This moody spin on the gaming smash hit stars Michael Fassbender and takes itself too seriously – but manages to serve up a convincing enough alternate reality
Gamers will know exactly what ‘Assassin’s Creed’ is; everyone else will need a little introduction to this solemn, brutal adaptation of the huge-selling computer game. Offering more than its fair share of head-scratching moments, it stars Michael Fassbender as a time-hopping member of the ‘Assassins’ – a secret order said to be at loggerheads for centuries with the Knights Templar over possession of the sacred apple from the Garden of Eden.
If this freestyle plundering of medieval and religious history sounds a bit like ‘The Da Vinci Code’, it is, just a little. But as we hop between Madrid, London and Texas in 2016 and Andalusia in 1492 (with a quick stop in 1986 California) this is darker, more straight-faced and humour-free territory than Dan Brown. A collision between moody, smoky swords-and-daggers historical fantasy and sleek-lined modern-day sci-fi, the overall dimension-shattering vibe is more like ‘The Matrix’.

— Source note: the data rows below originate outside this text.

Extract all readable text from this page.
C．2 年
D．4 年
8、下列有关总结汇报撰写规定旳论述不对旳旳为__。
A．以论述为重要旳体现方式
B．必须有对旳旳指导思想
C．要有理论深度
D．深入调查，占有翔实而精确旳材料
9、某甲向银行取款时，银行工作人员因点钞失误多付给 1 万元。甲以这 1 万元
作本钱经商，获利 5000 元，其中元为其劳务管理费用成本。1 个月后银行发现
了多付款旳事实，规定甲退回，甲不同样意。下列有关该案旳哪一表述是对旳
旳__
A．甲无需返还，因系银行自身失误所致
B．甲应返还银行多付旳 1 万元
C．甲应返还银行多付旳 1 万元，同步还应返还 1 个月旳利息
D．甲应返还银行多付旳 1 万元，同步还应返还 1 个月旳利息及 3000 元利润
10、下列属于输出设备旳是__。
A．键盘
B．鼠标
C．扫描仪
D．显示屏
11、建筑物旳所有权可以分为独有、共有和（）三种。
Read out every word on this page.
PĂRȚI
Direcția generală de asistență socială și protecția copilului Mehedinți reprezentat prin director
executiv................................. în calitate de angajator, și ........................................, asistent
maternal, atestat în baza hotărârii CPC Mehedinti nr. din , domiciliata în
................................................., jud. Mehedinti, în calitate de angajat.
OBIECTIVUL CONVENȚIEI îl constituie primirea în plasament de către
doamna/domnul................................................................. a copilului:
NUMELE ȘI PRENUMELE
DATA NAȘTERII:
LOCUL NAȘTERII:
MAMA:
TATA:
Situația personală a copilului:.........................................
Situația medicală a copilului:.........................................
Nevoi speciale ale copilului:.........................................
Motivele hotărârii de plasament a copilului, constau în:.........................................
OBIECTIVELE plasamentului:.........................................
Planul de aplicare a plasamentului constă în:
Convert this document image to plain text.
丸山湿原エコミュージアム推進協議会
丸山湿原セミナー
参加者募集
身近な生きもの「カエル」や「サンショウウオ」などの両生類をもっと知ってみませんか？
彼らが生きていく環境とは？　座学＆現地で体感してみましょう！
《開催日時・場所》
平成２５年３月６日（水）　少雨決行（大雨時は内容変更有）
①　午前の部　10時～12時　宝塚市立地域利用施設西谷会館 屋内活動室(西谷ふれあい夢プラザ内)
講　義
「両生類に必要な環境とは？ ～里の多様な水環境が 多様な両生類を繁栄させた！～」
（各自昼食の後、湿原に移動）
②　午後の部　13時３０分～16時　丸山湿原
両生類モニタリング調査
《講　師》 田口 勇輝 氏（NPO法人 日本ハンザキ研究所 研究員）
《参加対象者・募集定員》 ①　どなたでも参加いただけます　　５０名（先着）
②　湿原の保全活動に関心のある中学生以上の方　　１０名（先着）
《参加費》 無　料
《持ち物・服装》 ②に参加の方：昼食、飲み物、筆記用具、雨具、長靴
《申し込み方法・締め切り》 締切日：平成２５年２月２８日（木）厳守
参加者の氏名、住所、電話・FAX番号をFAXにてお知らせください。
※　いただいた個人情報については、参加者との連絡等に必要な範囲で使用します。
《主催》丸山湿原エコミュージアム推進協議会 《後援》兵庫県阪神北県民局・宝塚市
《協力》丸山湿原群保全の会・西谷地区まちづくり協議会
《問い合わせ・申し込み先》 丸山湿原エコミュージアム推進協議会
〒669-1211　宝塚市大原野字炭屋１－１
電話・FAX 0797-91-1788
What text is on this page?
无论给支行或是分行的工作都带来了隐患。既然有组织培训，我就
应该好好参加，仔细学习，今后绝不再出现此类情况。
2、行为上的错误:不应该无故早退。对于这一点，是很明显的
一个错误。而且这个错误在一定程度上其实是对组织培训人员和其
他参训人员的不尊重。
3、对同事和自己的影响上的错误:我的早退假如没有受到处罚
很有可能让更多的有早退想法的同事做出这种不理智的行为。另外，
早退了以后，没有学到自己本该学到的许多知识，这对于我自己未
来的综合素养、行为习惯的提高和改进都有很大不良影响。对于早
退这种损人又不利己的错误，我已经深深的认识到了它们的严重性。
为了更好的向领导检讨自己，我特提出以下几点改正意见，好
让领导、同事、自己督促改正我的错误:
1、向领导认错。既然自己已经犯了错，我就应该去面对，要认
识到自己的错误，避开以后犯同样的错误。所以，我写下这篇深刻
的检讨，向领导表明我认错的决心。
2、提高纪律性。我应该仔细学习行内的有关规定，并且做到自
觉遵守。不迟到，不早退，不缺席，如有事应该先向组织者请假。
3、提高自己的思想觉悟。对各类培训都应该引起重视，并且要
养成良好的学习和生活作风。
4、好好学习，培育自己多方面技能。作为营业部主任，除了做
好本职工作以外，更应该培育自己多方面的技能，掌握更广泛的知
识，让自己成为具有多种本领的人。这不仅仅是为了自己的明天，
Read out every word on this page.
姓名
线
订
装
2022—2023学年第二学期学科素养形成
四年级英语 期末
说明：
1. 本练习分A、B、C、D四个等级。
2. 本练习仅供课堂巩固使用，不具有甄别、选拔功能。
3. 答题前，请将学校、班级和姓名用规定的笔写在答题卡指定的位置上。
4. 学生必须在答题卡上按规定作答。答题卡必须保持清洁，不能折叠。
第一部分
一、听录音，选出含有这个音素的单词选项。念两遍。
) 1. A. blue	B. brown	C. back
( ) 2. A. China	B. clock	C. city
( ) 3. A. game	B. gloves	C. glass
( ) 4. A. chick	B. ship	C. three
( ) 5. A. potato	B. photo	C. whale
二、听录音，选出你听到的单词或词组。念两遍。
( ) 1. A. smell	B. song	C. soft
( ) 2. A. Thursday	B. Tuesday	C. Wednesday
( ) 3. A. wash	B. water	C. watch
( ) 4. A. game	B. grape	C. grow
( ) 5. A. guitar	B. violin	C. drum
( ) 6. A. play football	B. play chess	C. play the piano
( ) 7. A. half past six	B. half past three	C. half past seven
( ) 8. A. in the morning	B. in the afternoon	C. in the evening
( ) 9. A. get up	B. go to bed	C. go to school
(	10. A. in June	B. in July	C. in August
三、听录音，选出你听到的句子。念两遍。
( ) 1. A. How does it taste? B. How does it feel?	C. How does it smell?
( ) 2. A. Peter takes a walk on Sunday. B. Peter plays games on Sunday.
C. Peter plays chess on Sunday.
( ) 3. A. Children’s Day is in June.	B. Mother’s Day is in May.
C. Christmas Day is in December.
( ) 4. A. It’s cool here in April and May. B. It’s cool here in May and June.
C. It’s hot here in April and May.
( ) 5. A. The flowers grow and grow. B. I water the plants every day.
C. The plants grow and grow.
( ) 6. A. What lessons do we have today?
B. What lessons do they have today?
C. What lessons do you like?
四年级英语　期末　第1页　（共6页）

We meet Fassbender in two time periods. In 1492, he’s an assassin set on forcing the ruling sultan (Khalid Abdalla) into submission. In 2016, he’s a convicted criminal, Callum Lynch, rescued from the jaws of execution by a shadowy, Madrid-based scientific organisation run by Sofia (Marion Cotillard) and her father Rikkin (Jeremy Irons). Where ‘Assassin’s Creed’ demands full attention is the concept of ‘DNA memory’ that links both periods. We watch as Callum essentially plays a virtual-reality experience controlling himself in the past, while in the wings Sofia and Rikkin play out their own family power games.
The film reunites Fassbender, Cotillard and director Justin Kurzel, who worked together on 2015’s ‘Macbeth’. Common to both movies is a brooding atmosphere and a bone-crushing, unsentimental approach to action and violence. The relentless gloom can feel oppressive, but there’s plenty of ambition here, especially in the layered storytelling and woozy sense of time and place, with plenty of soaring aerial shots that nod quietly to the all-seeing eye of a computer game.